January financial markets saw either a rebound in optimism or a willingness to bargain-hunt exhibited by investors, leading stocks to one of their strongest Januaries in history. These returns ensued despite mixed signals and doubt which still prevail both domestically and abroad. Regardless, markets responded to last year’s torment with renewed vigor. Domestically, we dealt with the longest government shutdown in history (35 days), whose economic impact has yet to be determined, and a possibly related decline in consumer confidence. On the positive side, employment numbers remain strong, with jobless claims generally coming in lower than expected. Manufacturing activity slowed, with the ISM Index moving from 58.8 to a worse than expected 54.1, but remains expansionary. Inflation continues to be benign, with a 2.2% CPI number reported this month. Additionally, in their January meeting, the Federal Reserve signaled that it would be "patient" when considering future rate hikes. This alleviated fear of the Fed being over-restrictive and choking economic growth, providing ﬁnancial markets with perhaps it’s biggest boost. Growth expectations for the U.S. economy have lessened to the 2.5% range, down from the 3.0 to 3.5% expected last year. Abroad, there continues to be uncertainty regarding both a trade deal with China and the outcome of the British Brexit endeavor, which weighs substantially on the markets, both domestic and foreign.

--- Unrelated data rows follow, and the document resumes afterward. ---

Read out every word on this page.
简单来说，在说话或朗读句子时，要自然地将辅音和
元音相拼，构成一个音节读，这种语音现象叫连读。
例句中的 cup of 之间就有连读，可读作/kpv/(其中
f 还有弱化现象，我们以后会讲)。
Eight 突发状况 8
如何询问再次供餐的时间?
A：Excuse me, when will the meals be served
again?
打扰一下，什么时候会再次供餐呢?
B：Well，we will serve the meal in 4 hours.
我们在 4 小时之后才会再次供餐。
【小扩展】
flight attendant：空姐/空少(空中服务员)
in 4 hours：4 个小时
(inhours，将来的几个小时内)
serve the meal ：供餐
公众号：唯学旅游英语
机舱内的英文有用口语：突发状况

Equities rebounded sharply in January, as investors took advantage of the discounted stock prices produced by the 2018 market’s negative return. The 8.01% return for the S&P 500 was the strongest January number in three decades. The market’s strength was broadly based as all equity indices, large and small, foreign and domestic, participated. Cheaper prices, strong economic numbers, and a more dovish Fed stance encouraged investors and stimulated buying. Adding to market enthusiasm were corporate earnings, which were generally reported as better than anticipated. January returns were created while overcoming the effects of the shutdown, Brexit, and the trade dispute. These effects continue to hang over the financial markets, and will be watched with great interest.
Treasury yields remained largely steady through January, ending the month slightly lower. Most of the movement was concentrated in the 5 to 7-year maturities, which saw 8 basis point declines. Longer and shorter maturities experienced slightly lesser changes with no significant effect on the yield curve. Responding to the Fed statement led T-bills also lower in yield for the month. Bond markets began the month expecting between one and two more interest rate hikes from the Fed and ended the month with no 2019 hikes priced in the market. Credit spreads tightened in conjunction with the bullish equity market, pushing credit based indices higher. This tightening is most apparent in the high yield sector, whose index sported a 3.74% return for the month.